London School of Public Relations

London School of Public Relations  //  London School of Public Relations is a leader in PR and Reputation Management training.

With our Posterous page we intend to share ideas, news, trends and best practice on the PR industry, in an easy, visual, friendly, convenient fashion. The way you wanted it.

Sep 17 / 7:11am

Twitter chats, are you missing out?

Characters-for-opportunity-web

 

Back in the days, you would need a lot of time, sharp networking, luck, and an Omnibus deal with a market research company to achieve what I did yesterday in one hour in Twitter.

 

#Prstuchat is just one of the many PR conversations that take place in Twitter and manage to gather PR pros and educators from all over the world. It is organized and moderated by Deirde Breakenbridge, PR 2.0 expert and coauthor of the must-read “Putting the public back in Public Relations”, along with Valerie Simon, successful PR professional and columnist.

 

Takeaways of the sessions will be available at Valerie Simon’s column at The examiner,  spoon fed by the author, and a full transcript is available here. However, I personally believe that real insight stems from having participated in real time, retweeted, replied, and bonded with your tweeps.

 

Although tweeting has some science behind it, is easy and painless to get doing it. Nevertheless, if you reckon the tweets resemble a mark-up code, or if you don't quite figure what to tweet about or what strategy undertake, drop me a line and we'll take it form there.

 

There are many other conversations happening right now, mere clicks away. Next time you ponder about doing a focus group, think twice. It is all about the people, it is all about the talk.

Sep 16 / 1:49am

The double-edge sword of product placement

The ban has been lifted. Be ready for your heroes munching a KitKat bar while they beat up villain, to your drama queen weeping on a Kleenex after being dumped and to your Coronation Street beloved characters boozing branded beer.

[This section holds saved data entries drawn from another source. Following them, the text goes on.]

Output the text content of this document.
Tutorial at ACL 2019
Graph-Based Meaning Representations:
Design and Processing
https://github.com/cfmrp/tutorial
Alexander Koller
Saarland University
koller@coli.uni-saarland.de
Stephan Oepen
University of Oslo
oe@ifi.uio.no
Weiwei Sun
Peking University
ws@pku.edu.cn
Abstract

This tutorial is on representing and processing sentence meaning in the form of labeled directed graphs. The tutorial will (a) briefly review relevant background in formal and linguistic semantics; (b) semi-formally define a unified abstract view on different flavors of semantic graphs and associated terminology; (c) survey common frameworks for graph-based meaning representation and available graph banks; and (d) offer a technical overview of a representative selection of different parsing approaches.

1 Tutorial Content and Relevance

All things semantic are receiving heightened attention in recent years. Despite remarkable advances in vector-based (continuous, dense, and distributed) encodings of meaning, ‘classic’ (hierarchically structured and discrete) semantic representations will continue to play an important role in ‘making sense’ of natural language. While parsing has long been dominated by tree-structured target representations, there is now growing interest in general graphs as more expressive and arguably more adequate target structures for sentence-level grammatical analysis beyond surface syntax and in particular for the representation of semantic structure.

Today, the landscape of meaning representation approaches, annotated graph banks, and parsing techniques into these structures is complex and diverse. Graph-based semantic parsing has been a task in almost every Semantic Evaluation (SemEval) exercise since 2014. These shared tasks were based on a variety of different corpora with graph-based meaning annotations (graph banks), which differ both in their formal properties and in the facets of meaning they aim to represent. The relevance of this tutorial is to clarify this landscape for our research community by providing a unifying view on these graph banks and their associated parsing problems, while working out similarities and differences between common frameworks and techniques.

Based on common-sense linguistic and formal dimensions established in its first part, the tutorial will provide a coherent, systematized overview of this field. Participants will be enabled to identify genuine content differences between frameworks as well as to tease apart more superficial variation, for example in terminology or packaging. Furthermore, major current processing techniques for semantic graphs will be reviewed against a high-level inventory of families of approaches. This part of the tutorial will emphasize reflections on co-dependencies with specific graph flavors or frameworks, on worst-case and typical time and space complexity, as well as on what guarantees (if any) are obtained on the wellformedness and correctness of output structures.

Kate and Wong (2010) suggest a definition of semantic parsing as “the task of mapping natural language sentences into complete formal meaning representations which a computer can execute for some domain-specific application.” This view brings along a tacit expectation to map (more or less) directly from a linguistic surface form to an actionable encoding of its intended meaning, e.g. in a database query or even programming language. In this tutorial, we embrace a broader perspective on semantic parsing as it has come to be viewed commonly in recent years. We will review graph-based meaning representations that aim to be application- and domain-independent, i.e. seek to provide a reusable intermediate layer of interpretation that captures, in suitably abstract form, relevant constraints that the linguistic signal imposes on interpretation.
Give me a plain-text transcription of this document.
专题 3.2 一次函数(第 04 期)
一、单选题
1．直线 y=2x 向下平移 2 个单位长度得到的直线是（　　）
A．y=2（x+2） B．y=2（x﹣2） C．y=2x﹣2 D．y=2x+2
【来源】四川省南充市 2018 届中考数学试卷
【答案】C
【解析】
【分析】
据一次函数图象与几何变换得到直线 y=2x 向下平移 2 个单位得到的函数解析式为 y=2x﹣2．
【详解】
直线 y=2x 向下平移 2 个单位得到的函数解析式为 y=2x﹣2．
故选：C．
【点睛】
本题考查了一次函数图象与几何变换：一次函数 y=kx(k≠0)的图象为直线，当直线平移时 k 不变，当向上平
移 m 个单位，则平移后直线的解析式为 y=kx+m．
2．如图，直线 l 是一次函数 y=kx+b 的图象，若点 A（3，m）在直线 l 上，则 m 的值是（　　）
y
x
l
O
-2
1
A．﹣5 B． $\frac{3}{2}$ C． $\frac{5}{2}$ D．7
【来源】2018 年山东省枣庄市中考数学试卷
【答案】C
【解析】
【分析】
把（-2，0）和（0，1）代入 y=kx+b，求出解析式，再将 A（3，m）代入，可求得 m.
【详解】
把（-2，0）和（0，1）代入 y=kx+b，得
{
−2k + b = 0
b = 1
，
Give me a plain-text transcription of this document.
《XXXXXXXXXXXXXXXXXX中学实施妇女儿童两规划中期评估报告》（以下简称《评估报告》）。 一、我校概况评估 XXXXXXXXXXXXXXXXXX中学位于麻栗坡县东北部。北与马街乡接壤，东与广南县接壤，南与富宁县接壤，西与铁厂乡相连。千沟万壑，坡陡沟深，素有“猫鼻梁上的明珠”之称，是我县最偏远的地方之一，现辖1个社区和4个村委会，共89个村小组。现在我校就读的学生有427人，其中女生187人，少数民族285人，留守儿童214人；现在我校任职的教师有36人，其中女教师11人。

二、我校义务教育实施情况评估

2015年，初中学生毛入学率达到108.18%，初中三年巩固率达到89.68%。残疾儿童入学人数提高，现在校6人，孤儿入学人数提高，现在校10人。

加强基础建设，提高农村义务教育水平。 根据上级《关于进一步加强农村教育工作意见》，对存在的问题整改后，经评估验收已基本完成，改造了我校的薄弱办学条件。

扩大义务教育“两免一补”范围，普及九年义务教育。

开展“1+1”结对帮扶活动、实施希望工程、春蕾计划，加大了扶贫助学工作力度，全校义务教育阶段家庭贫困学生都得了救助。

If we believe ITV's spokespeople, product placement could only spell good news for the viewers, as further funding improves content (does it, though?).
We can't deny it will ease the broadcasters' budget, hit hard by the fall in advertising these past months. Product placement could bring 125 millions of pounds annually to the industry. So you can expect a few new swanky Porsche in ITV HQ anytime soon.

however, if you are like the rest of us, product placement is not alien for you. It has been indeed a usual partner of Hollywood and U.S television, accounting for a rough 5% of the advertising revenue, a staggering 7bn dollars. 

Considering those numbers, shall we take for granted that it works wonderfully? Not so fast...

Brain scanning conducted by Martin Lindstrom in 2007 showed that while some product placement pays off, other may be a complete waste of money. Namely, he evidenced that, in American Idol, two similar deals produced disparate results. Having spent 35 millions of dollars each, Cocacola resonated in the audiences and performed well in memory and likeliness whereas Ford failed to produce any positive results.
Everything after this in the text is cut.